Dengan latar belakang tarif AS yang sebelumnya melonjak hingga 145% untuk produk China dan pembalasan China dengan tarif 125%, kesepakatan ini secara langsung menstabilkan ekspektasi pasar. Bursa Eropa merespons positif, dengan indeks STOXX 600 naik 1,1% dan DAX Jerman mencetak rekor tertinggi baru (Gupta, 2025). Sentimen ini menunjukkan bahwa pelaku pasar menyambut peluang berakhirnya era proteksionisme agresif yang telah mencederai kepercayaan global.

Peluang dan Tantangan untuk Indonesia

Indonesia perlu memanfaatkan peluang dari penurunan ketegangan dagang ini untuk memperluas pasar ekspor dan memperkuat posisi tawar dalam rantai pasok global. Dengan berkurangnya tekanan harga dari gangguan pasokan dan melonjaknya biaya produksi akibat tarif, dunia usaha Indonesia berpotensi mendapatkan akses yang lebih kompetitif ke pasar global.

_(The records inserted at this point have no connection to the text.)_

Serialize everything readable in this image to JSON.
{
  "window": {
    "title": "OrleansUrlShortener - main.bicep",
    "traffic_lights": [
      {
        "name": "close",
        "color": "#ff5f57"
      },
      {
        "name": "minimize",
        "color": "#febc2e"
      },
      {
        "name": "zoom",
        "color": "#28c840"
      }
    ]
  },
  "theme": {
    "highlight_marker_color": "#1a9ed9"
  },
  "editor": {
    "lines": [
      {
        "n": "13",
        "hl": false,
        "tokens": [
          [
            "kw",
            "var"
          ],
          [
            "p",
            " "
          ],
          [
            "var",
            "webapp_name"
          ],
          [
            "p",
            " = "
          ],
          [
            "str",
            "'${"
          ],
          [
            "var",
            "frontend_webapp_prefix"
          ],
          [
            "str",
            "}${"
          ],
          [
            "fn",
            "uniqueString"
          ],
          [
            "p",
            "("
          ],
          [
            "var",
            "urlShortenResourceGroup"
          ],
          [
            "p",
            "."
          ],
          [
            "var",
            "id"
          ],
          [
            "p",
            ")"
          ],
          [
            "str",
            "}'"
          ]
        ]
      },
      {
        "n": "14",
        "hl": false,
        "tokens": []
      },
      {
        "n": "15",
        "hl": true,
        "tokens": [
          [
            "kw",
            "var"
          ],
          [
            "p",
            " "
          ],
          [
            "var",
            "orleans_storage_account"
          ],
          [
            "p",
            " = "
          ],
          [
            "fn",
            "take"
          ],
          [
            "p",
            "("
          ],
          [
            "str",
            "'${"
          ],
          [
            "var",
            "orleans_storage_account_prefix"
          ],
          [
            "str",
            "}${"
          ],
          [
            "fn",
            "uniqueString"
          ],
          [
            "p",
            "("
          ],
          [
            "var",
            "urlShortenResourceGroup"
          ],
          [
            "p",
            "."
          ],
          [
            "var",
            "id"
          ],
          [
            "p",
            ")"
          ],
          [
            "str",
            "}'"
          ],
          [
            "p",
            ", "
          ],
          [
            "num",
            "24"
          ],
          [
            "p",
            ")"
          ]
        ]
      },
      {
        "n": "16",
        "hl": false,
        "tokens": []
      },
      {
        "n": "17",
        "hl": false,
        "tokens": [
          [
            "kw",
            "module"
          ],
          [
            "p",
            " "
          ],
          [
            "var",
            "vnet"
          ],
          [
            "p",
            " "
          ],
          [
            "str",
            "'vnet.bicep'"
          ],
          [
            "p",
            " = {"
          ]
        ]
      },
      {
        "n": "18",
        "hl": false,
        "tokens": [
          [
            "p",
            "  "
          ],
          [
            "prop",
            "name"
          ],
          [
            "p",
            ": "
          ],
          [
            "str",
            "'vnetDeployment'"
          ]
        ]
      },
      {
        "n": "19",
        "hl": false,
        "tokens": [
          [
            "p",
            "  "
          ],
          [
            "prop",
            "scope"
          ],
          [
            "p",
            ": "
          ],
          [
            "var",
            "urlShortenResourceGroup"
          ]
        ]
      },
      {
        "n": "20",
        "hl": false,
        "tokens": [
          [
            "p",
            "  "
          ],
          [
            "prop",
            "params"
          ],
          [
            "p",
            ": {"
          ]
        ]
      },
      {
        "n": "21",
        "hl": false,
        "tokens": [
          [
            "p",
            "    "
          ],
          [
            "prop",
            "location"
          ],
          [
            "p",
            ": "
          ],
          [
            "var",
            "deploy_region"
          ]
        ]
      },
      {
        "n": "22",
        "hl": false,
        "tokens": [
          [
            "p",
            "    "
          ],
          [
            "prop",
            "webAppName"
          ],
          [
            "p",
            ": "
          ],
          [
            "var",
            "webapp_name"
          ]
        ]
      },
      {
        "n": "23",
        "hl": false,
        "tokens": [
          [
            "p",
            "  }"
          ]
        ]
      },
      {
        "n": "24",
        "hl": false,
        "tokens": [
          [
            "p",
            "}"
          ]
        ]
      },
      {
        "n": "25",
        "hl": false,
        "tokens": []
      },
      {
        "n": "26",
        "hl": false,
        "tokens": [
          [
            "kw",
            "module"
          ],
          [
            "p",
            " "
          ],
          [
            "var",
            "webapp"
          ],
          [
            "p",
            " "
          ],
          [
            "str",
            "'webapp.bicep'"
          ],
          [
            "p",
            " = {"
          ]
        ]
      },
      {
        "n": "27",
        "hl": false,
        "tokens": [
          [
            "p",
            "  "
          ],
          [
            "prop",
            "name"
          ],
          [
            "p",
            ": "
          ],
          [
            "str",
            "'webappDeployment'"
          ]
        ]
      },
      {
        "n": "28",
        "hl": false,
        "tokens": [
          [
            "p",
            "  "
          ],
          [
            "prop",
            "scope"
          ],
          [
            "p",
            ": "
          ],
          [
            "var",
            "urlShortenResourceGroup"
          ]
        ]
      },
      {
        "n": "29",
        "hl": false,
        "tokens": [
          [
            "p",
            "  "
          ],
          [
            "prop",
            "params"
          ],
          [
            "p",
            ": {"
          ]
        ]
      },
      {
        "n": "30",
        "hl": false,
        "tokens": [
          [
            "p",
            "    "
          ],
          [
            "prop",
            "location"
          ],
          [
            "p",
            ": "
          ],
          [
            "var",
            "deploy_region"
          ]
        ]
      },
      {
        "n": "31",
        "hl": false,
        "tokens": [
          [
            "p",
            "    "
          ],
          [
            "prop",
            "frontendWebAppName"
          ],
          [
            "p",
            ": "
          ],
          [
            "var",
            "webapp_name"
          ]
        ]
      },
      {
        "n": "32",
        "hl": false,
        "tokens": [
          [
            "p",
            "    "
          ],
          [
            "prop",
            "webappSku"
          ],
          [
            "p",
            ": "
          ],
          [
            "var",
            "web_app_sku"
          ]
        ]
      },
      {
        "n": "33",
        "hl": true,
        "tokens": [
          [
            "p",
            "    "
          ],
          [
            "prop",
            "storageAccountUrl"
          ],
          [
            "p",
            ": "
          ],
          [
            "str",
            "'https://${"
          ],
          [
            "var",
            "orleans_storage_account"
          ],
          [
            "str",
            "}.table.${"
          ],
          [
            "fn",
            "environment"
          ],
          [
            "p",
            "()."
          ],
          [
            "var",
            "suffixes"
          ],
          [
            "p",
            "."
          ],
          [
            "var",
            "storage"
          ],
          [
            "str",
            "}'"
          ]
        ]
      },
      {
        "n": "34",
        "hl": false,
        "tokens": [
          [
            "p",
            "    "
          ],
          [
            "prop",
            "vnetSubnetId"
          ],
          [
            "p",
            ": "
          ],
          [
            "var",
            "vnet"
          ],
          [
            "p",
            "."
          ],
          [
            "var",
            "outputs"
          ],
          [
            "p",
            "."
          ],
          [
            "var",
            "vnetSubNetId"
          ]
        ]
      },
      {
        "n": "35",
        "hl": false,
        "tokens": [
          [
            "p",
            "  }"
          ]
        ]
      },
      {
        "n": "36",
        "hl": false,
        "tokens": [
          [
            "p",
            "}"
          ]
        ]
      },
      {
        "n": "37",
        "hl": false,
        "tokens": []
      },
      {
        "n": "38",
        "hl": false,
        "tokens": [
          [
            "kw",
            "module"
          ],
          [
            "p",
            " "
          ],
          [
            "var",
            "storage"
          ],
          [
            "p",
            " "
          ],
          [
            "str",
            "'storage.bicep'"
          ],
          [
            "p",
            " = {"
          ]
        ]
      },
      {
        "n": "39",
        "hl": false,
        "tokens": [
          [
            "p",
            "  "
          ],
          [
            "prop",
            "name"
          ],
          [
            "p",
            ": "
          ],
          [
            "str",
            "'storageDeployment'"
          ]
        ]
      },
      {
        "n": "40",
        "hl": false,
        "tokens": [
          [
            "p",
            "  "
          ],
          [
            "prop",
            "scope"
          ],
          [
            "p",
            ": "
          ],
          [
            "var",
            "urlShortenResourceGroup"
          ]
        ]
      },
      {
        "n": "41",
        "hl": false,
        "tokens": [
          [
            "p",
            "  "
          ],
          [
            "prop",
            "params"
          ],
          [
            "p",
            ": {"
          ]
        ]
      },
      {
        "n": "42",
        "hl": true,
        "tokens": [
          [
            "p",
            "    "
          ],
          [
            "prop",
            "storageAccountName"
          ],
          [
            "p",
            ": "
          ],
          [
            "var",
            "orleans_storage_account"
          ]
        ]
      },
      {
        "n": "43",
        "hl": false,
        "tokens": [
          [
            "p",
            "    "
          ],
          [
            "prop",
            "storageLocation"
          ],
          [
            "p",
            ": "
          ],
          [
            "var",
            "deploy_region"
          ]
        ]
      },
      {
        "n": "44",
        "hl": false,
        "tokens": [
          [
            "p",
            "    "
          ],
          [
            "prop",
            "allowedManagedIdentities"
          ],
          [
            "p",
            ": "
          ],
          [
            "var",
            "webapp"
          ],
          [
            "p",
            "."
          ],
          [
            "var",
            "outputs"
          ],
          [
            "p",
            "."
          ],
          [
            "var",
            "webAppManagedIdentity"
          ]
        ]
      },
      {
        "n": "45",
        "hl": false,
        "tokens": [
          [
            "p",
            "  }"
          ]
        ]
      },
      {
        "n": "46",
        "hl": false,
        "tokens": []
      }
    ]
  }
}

Dalam sektor manufaktur, peluang untuk meningkatkan ekspor ke China dan AS bisa terbuka jika kedua negara mulai mencari mitra dagang baru untuk menggantikan produk yang sebelumnya terkena tarif tinggi.

Di sisi lain, Indonesia harus waspada terhadap kemungkinan pembelokan arus perdagangan (trade diversion). Dengan normalisasi hubungan dagang AS-China, beberapa peluang ekspor yang selama ini mengalir ke Indonesia akibat disrupsi tarif bisa kembali direbut oleh China. Oleh karena itu, strategi negosiasi bilateral dan peningkatan daya saing domestik menjadi sangat penting untuk menjaga momentum perdagangan nasional.

Sinyal Negosiasi Tarif yang Lebih Luas

Kesepakatan ini memberi sinyal bahwa pendekatan diplomatik masih memiliki ruang dalam menghadapi tekanan ekonomi global. Sebelumnya, China enggan memulai pembicaraan, menyebut kebijakan tarif Trump sebagai bentuk “pemaksaan sepihak” (Slodkowski & Chen, 2025). Namun, kekhawatiran atas dampak ekonomi dalam negeri—termasuk potensi kehilangan hingga 16 juta pekerjaan akibat terhentinya perdagangan dengan AS—memaksa Beijing untuk lebih fleksibel.

Trump juga menunjukkan tanda-tanda pelunakan. Ia menyebut tarif 80% sebagai “angka yang masuk akal”, jauh di bawah 145% yang sudah diberlakukan (Farge & Revill, 2025). Ini menunjukkan bahwa tekanan politik dan volatilitas pasar dapat mendorong kompromi bahkan dalam strategi yang sebelumnya sangat konfrontatif.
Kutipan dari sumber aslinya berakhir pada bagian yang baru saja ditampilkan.